3-IL y a un facteur psychologique avéré de l’accident de DJ Arafat : le contexte psychologique dans lequel se trouvait l’artiste était bel et bien un état de dépression avancée. Interdit d’accès sur de nombreux médias publics et privés ivoiriens qui le censuraient sur recommandations de puissantes autorités, Arafat DJ se sentait menacé, boycotté, exclu par des autorités ivoiriennes et de nombreux magnats du monde artistique local. IL en avait fait lui-même état dans de nombreuses confidences publiques à l’adresse de ses fans, les fameux « Chinois », ces millions de passionnés du coupé-décaler haletant du grand Yôrôbo.
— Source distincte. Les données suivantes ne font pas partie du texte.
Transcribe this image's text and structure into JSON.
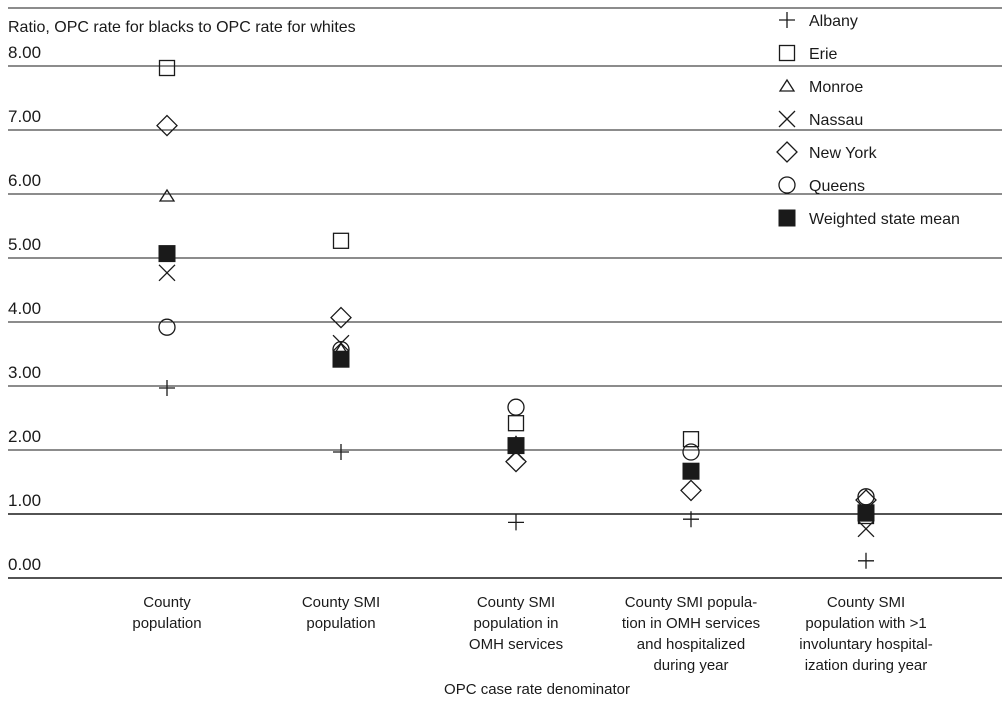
{
  "chart_data": {
    "type": "scatter",
    "ylabel": "Ratio, OPC rate for blacks to OPC rate for whites",
    "xlabel": "OPC case rate denominator",
    "ylim": [
      0,
      8
    ],
    "yticks": [
      "0.00",
      "1.00",
      "2.00",
      "3.00",
      "4.00",
      "5.00",
      "6.00",
      "7.00",
      "8.00"
    ],
    "grid": true,
    "legend_position": "top-right",
    "categories": [
      [
        "County",
        "population"
      ],
      [
        "County SMI",
        "population"
      ],
      [
        "County SMI",
        "population in",
        "OMH services"
      ],
      [
        "County SMI popula-",
        "tion in OMH services",
        "and hospitalized",
        "during year"
      ],
      [
        "County SMI",
        "population with >1",
        "involuntary hospital-",
        "ization during year"
      ]
    ],
    "series": [
      {
        "name": "Albany",
        "marker": "plus",
        "values": [
          3.0,
          2.0,
          0.9,
          0.95,
          0.3
        ]
      },
      {
        "name": "Erie",
        "marker": "square",
        "values": [
          8.0,
          5.3,
          2.45,
          2.2,
          1.0
        ]
      },
      {
        "name": "Monroe",
        "marker": "triangle",
        "values": [
          6.0,
          3.6,
          2.15,
          1.7,
          1.0
        ]
      },
      {
        "name": "Nassau",
        "marker": "x",
        "values": [
          4.8,
          3.7,
          2.0,
          1.7,
          0.8
        ]
      },
      {
        "name": "New York",
        "marker": "diamond",
        "values": [
          7.1,
          4.1,
          1.85,
          1.4,
          1.25
        ]
      },
      {
        "name": "Queens",
        "marker": "circle",
        "values": [
          3.95,
          3.6,
          2.7,
          2.0,
          1.3
        ]
      },
      {
        "name": "Weighted state mean",
        "marker": "filled-square",
        "values": [
          5.1,
          3.45,
          2.1,
          1.7,
          1.05
        ]
      }
    ]
  }
}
Il faut en outre dire que DJ Arafat n’était pas pour rien dans ses déboires avec les puissances locales : à lire les avertissements célèbres d’un Asalfo, le leader de Magic System, ou à analyser les annales des conflits récurrents entre DJ Arafat et des artistes locaux comme Debordo Lekunfa, on voit que la vie du fils de Tina Glamour était loin d’être un long fleuve tranquille.
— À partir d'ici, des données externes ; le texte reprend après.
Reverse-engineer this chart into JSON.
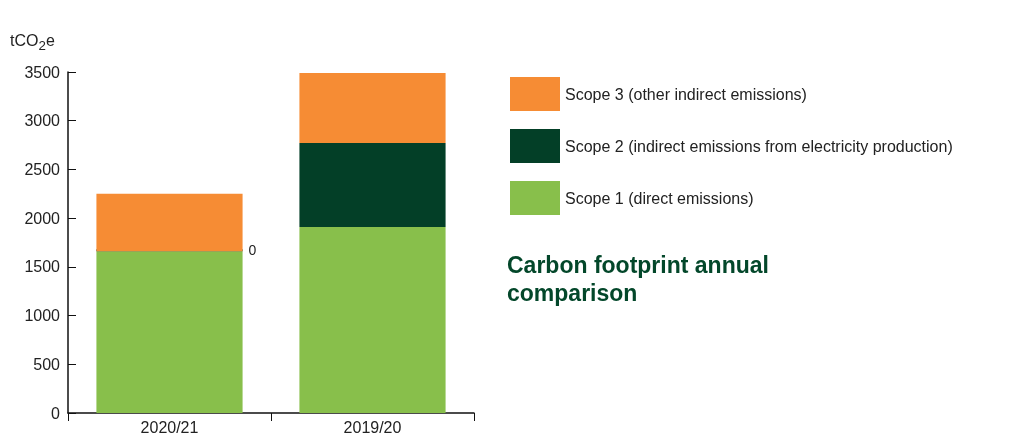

4- Le facteur intime de l’accident de DJ Arafat s’est avéré en relation avec sa souffrance intérieure profonde, à la suite de son abandon par celui qui s’était pourtant présenté aux Ivoiriens comme son père adoptif, le ministre d’Etat Hamed Bakayoko, appelé Hambak par ses fans. Censuré, menacé, brimé, DJ Arafat pouvait espérer compter sur son « père ». Hélas, tous les témoignages confirment que celui-ci l’avait aussi abandonné. Le soir-même du 11 août 2019, Hamed Bakayoko recevait la crème du couper-décaler ivoirien à son domicile, en omettant d’inviter le malheureux Arafat DJ qui ne pouvait qu’en concevoir une plus amère déception. L’homme qui s’est tué en moto le dimanche 11 août 2019 était donc désespérément incompris, gravement isolé, psychologiquement torturé. La solitude et la dépression sont, on le sait, de puissantes alliées pour conduire un homme aux enfers.
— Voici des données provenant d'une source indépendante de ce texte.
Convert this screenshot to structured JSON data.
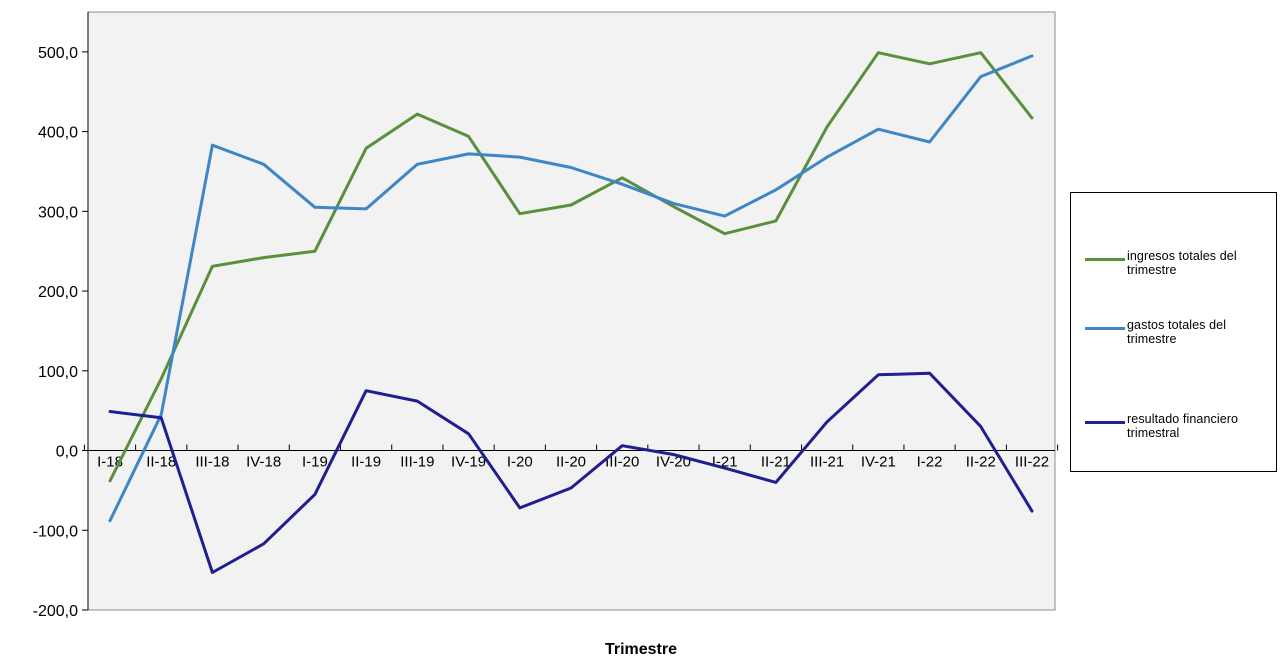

Dès, lors concluons la première partie de notre investigation : Arafat DJ est mort d’un accident de la route, provoqué par sa propre passion aveugle de la vitesse et son mépris du code de la circulation ; Arafat DJ est mort d’un accident favorisé par le laxisme des autorités ivoiriennes ; Arafat DJ a vu sa mort devenir la proie des fantasmes populaires en raison du manque de professionnalisme de la communication officielle ivoirienne ; Arafat DJ est mort d’avoir été abandonné par les magnats de l’art, des médias et de la musique ivoirienne ; Arafat DJ est mort de sa dépression et sa solitude aggravées par son abandon brutal par celui qui s’était pourtant proclamé publiquement comme son « père », le ministre d’Etat Hamed Bakayoko, que les Ivoiriens appellent par ailleurs le roi de la nuit abidjanaise, nom qui n’est pas sans relation avec une certaine messe noire que nous décrirons dans la seconde et la troisième parties de cette série éditoriale.